Black teens reported the lowest confidence in law enforcement and the justice system, followed by Latino youths, then white adolescents.
"In direct contrast to our findings about legal authorities, black youth reported significantly more confidence in social institutions, more so than their white peers," said Kan.
These findings surprised the researchers. They expected that because racial and ethnic minority students in the U.S. tend to receive more and harsher discipline in school, youth of color would perceive schools as being more closely aligned with legal authorities, said Fine.
"This may indicate that despite the statistics on disproportionate discipline, youth of color may still perceive schools as generally supportive social authorities.

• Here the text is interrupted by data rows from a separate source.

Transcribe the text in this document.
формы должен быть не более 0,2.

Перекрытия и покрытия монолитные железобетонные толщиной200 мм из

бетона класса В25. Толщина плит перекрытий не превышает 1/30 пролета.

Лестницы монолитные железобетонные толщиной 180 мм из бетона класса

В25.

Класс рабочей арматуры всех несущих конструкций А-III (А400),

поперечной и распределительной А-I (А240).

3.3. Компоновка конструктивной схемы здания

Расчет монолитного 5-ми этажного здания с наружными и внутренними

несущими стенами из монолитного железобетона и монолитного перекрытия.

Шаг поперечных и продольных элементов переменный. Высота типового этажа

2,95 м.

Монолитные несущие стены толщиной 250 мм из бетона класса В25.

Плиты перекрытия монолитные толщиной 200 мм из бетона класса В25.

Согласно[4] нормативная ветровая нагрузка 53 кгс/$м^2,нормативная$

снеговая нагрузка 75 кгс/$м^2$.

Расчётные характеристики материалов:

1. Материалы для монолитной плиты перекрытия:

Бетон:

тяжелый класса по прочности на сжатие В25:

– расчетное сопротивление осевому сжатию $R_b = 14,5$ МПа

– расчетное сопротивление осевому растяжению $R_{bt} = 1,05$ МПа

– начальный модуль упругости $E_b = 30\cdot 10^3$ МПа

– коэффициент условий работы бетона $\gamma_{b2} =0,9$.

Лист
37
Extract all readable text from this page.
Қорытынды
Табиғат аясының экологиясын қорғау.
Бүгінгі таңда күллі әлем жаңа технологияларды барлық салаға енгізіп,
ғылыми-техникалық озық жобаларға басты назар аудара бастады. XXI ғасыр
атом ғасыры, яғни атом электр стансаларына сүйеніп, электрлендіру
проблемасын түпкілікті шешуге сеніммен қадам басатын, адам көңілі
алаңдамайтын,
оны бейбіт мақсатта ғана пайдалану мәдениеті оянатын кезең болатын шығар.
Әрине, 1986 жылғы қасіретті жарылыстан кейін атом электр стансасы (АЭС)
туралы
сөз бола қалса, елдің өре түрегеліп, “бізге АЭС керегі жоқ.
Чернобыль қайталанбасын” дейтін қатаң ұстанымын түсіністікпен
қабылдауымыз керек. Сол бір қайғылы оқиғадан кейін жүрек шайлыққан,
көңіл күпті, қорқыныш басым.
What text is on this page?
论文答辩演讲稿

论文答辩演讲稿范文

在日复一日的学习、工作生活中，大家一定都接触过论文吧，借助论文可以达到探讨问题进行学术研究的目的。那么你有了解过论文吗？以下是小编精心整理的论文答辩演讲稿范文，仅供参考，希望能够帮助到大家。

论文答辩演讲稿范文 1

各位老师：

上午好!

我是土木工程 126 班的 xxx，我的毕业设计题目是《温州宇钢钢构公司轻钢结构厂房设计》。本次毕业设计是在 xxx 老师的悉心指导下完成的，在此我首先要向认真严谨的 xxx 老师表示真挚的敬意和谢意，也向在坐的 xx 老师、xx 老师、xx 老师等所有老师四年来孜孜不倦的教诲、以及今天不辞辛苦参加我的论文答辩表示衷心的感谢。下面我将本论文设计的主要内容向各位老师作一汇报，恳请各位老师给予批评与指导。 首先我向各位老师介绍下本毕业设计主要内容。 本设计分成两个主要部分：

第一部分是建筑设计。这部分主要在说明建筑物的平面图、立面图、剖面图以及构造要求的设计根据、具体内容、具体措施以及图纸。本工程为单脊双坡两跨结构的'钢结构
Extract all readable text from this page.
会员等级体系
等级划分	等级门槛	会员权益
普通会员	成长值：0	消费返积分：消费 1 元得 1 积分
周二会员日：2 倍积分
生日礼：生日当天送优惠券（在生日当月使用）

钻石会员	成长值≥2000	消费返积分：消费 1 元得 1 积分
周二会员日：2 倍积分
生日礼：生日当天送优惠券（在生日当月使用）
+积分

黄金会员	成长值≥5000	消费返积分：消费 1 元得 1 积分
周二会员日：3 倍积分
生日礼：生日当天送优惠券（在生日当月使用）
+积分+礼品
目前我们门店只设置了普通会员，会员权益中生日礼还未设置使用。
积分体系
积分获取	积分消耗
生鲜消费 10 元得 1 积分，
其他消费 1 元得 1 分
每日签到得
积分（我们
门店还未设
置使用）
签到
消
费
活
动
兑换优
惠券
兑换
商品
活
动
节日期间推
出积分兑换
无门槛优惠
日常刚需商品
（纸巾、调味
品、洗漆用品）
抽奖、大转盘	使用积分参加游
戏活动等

Considering black youth reported more positive perceptions of social authorities than white youth, the fact that their perceptions of law enforcement and the justice system are so poor becomes even more salient," he said.
The authors believe these findings highlight the immediate need for policymakers and officials in law enforcement and the justice system to focus on gaining back adolescents' trust.
"Considering that negative perceptions of legal authority have been linked to involvement in crime and crime reporting, the real-world implications are quite clear. Efforts must be made to improve biased and unjust policing practices," Cauffman said.
More information: "Adolescents' Confidence in Institutions: Do America's Youth Differentiate Between Legal and Social Institutions?" by Adam D. Fine, PhD, Arizona State University, and Emily Kan, MA, and Elizabeth Cauffman, PhD, University of California, Irvine. Developmental Psychology. Published June 20, 2019.